We need to be in community with each other in order to thrive. This starts by eliminating the “cliques.” We can support each other to do our very best and encourage other women to join us as this strong group of driven, inspiring intense athletes.
I am excited for the growth that is happening in skimo. I wish I had the opportunity to start skimo younger, but I am learning to embrace the chapter I am in, and help foster relationships with women and young girls in the sport. This is how I believe we grow the sport.
If we as skimo women in the community can develop a more inclusive culture in the sport that is inviting and attractive to outsiders, we can grow it. There’s more to this sport than the podium.
Also of course, we need better uphill access in North America. I hope more resorts get on board with opening their mountains for people to travel uphill.
Q: Would you want skimo to be in the Olympics? Whether yes or no, why?

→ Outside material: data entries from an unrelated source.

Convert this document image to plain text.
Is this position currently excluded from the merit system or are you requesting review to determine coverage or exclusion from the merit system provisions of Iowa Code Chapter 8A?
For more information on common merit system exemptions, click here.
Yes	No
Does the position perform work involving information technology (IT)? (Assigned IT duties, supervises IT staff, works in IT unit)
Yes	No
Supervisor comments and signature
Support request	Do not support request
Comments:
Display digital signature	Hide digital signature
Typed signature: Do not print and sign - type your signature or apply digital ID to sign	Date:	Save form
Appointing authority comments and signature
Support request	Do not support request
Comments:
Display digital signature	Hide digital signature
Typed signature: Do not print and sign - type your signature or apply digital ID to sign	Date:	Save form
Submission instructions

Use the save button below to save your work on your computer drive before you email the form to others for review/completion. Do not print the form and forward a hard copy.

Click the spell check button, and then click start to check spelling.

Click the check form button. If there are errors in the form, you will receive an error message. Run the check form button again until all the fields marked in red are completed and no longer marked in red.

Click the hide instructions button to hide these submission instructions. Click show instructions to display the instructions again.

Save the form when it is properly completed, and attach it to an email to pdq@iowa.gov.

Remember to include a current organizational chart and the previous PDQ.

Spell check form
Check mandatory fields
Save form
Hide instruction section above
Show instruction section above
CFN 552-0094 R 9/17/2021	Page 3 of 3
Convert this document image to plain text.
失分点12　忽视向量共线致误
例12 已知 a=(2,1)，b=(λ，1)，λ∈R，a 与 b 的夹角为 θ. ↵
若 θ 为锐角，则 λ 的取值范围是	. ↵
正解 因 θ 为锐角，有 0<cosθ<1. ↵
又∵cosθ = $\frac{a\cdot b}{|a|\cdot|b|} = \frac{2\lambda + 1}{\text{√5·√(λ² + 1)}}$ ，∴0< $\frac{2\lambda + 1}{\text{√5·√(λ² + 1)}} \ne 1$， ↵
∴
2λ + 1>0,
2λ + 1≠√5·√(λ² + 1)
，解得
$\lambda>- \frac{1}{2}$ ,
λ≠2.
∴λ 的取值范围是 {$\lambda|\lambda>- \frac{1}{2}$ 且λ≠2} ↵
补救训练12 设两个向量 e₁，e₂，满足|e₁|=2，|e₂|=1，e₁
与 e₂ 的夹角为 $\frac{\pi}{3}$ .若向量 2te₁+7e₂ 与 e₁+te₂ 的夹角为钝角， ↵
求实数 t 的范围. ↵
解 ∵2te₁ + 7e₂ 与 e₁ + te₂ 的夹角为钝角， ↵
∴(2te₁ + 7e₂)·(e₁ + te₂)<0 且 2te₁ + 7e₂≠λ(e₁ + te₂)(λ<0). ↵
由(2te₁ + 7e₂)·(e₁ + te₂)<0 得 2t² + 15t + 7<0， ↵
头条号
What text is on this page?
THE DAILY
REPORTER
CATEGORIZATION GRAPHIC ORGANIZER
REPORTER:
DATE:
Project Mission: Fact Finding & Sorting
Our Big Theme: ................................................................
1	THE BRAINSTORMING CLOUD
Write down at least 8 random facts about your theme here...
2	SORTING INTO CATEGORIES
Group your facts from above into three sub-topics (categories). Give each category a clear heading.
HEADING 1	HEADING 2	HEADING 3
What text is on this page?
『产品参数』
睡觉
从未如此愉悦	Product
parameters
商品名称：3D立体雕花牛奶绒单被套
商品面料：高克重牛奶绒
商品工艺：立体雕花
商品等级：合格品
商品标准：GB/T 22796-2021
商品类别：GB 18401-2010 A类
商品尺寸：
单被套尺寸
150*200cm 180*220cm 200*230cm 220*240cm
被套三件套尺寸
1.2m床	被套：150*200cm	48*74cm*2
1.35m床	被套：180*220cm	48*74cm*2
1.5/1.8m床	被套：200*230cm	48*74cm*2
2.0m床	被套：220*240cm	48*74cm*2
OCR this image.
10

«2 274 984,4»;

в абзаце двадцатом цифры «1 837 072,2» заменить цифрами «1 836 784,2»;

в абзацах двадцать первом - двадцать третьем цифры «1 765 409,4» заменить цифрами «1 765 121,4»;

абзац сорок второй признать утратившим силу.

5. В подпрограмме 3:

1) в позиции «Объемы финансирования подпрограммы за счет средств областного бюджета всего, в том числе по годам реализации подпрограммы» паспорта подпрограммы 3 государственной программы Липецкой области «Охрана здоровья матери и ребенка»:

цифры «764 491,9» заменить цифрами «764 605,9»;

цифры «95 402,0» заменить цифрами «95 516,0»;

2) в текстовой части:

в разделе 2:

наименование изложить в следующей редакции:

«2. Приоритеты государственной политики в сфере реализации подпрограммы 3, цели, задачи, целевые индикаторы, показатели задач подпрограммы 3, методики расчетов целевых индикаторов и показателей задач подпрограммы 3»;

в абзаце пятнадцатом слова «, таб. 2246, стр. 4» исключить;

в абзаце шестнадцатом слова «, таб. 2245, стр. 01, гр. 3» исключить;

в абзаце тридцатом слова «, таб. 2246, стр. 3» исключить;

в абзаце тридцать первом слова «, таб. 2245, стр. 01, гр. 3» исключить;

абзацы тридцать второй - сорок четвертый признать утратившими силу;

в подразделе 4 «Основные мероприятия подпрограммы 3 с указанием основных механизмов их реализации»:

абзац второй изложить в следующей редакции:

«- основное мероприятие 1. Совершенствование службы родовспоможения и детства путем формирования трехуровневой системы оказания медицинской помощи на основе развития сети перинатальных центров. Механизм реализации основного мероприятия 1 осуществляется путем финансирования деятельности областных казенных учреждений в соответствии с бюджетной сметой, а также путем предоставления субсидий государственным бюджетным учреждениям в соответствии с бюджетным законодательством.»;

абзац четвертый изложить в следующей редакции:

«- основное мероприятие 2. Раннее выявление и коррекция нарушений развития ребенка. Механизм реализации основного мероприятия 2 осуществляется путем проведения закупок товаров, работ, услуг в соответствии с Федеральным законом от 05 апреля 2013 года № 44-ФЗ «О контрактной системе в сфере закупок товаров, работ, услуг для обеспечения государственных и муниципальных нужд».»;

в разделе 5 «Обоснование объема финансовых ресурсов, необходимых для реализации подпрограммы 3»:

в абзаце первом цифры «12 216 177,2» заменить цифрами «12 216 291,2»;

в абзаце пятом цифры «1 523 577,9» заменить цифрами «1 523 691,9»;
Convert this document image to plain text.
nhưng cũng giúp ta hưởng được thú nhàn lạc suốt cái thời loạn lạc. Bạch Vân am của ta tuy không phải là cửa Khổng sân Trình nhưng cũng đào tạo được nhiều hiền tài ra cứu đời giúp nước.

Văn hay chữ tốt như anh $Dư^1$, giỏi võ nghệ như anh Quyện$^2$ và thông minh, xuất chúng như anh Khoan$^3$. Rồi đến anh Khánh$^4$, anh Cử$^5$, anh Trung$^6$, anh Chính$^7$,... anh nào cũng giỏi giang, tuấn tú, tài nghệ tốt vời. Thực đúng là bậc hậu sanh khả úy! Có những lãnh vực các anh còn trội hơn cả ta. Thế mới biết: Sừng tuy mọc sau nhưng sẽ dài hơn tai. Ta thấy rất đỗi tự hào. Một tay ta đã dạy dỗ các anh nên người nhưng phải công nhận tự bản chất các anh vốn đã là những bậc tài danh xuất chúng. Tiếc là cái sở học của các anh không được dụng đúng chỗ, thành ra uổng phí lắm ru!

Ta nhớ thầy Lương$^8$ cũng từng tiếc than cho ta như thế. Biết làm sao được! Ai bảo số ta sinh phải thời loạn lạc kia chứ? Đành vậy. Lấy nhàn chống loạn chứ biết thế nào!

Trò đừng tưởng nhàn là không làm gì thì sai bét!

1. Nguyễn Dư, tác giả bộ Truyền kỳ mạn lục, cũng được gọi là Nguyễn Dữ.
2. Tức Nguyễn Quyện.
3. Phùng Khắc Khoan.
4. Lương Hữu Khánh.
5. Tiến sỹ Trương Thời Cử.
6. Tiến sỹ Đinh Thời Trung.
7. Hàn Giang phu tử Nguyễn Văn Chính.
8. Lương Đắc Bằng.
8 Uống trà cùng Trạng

Oh absolutely! It needs to be in the Olympics. If curling is in the Olympics, skimo should have been in it yesterday.
Skimo is exciting, daring, adventurous, risky…all the ingredients for creating intrigue among spectators. This sport is the ultimate test of endurance, speed, technical skill, uphill, downhill, and everything in between.
Q: What are your future skimo goals and plans? Do you have plans away from racing – such as expeditions, traverses, trips?
My short term plans include going to Europe to live and race the entire World Cup Circuit for 2020, as well as some Grand Courses. I want to completely immerse myself into the mother-ship of ski mountaineering so that I can grow and bring back what I learn.
One of our juniors, Grace Staberg will be joining me for those 5 months. We leave the first week of December!
Long term goals are evolving but hard to say because opportunities are trickling in now that I never would have foreseen a year ago. I want to be open.
I have been fortunate to see a lot of the world. But racing in these other countries is very new and exciting to me. Traveling by skis is an awesome thing.
I met some folks from India at the race in China, and it was really cool talking to them and hearing them share about wanting to start a skimo club in their country. They came to China to get acquainted with the sport and learn.
China rallied people from all parts of the world for the Mt. Gangshika masters race and that was truly awesome.
I would love to help facilitate growing the sport not only in the USA but around the world.
Q: If you were to die in 10 years, how would you want to live them? What would you like to do, “complete”, or “accomplish”?
I think in whatever I do, I want to somehow serve people in it and impact hearts in a positive way.
So many people have helped me in my life to get to where I am. I would love to give back. I don’t know what that is supposed to look like. I don’t have a particular bucket list item that I have to conquer.
As I continue to grow in skimo I begin to realize new ambitions and goals, but they aren’t the end-all-be-all for me. I love exploring exotic foreign places on skis and meeting new people along the way.
But if 10 years is all I get, I think I would want to try and focus on what I was leaving behind, since after all I can’t take anything with me when my time is up. I think that to have a family and leave a legacy that serves to impact culture in a positive way would be a pretty great accomplishment.